Autopay Global is the newest member of the Autopay family, aiming to expand the reach of the group’s state-of-the-art payment integration and payment data technologies to the international market, providing seamless integration with local PSPs, support for multiple currencies and compliance with local frameworks. We have a very forward-looking approach to our products, we value creativity, passion and drive to leverage the newest achievements in technology to our advantage.
To support our dynamic expansion, we are looking for a new Data Engineer for a full-time, hybrid work.
The Data Engineer is the backbone of Autopay’s data platform, responsible for building and maintaining the ingestion, transformation, and serving pipelines that power personalization, payments, and AI workloads. Working hands-on with PySpark, Databricks, and GCP, this role ensures data flows reliably from source systems through the lakehouse to downstream consumers — both human analysts and AI agents.
This is a hands-on position, with the following key responsibilities:
- Build and maintain PySpark pipelines in Databricks for streaming and batch workloads,
- implement and manage data ingestion from diverse sources using APIs, change data capture, event streaming, and webhooks,
- design and enforce the Bronze/Silver/Gold lakehouse layers on GCS with Delta Lake,
- build and maintain Customer 360 / CDP datasets,
- develop and operate feature store pipelines,
- implement schema evolution with schema registry, data contracts, and automated compatibility checks across streaming and batch ingestion,
- own pipeline observability: set up monitoring for freshness, completeness, schema drift, and anomaly detection,
- collaborate with AI Engineers on embedding and feature data pipelines,
- contribute to data governance: lineage tracking, PII tagging, access reviews, and quality SLA enforcement,
- participate in on-call rotations and incident response for production data systems.
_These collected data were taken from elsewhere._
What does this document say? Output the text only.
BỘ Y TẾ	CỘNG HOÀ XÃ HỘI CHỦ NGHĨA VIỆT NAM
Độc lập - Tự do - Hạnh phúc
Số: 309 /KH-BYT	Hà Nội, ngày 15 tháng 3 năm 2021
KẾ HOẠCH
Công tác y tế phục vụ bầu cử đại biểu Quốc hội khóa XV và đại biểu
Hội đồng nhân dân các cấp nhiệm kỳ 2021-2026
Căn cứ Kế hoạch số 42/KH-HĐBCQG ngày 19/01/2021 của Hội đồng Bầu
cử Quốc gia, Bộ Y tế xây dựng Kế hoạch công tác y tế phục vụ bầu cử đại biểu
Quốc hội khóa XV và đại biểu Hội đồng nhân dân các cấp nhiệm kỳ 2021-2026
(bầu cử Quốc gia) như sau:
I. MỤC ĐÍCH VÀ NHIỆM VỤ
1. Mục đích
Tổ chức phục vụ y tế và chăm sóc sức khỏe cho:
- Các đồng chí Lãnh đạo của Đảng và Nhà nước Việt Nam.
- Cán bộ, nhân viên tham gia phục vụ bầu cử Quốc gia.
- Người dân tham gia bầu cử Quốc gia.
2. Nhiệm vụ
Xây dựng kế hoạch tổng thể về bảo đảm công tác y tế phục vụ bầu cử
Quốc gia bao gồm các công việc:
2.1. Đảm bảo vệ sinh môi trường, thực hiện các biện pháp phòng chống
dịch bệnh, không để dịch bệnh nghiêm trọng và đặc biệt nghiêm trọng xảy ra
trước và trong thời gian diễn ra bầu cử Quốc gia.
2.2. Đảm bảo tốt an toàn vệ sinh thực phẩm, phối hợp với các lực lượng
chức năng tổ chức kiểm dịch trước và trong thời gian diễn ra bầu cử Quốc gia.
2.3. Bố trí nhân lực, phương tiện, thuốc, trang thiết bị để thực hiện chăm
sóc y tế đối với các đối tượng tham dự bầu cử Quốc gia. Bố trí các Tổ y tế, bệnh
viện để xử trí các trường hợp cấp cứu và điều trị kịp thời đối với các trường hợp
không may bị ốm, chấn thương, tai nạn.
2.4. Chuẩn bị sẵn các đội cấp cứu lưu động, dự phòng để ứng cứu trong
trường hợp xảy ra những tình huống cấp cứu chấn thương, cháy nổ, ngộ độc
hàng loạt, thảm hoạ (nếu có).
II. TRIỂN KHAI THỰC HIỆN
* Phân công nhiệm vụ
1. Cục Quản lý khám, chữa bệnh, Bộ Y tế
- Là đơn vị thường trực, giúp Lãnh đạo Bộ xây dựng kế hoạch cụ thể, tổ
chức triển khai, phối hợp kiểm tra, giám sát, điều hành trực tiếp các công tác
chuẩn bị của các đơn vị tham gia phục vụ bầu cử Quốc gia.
- Technology: PySpark, Databricks, Google Cloud Storage, BigQuery, Kafka, Pub/Sub
- Nice to have: experience with feature store systems for ML/AI, Delta Live Tables, Databricks, Asset Bundles, multi-cloud data movement
If any technical terms are unfamiliar to you, don’t worry. We’ll be happy to help and teach you everything you need.
- 5+ years in data engineering with production pipeline ownership; strong software engineering discipline,
- hands-on proficiency with PySpark and Spark performance tuning (shuffle optimization, partitioning, checkpointing, incremental loads),
- experience with Databricks (jobs/workflows, Delta Lake, governance) or equivalent lakehouse platforms,
- experience building both streaming and batch pipelines that power real-time product features (not only analytics/BI),
- understanding of data modeling (star schema, SCD, Bronze/Silver/Gold) and schema evolution strategies,
- experience with at least one CDC tool (Datastream, Debezium, DMS) and event streaming (Kafka or Pub/Sub),
- familiarity with data governance concepts: lineage, data contracts, PII handling, and consent enforcement,
- growth mindset and ability to apply new technologies, patterns or solutions to the current workstream (i.e. GenAI-assisted coding)
- communication and interpersonal skills.
- being a part of a fast-growing, global fintech company,
- possibility to work with cutting-edge tools and technologies,
- independence in decision-making,
- friendly working environment, team support, no dress code.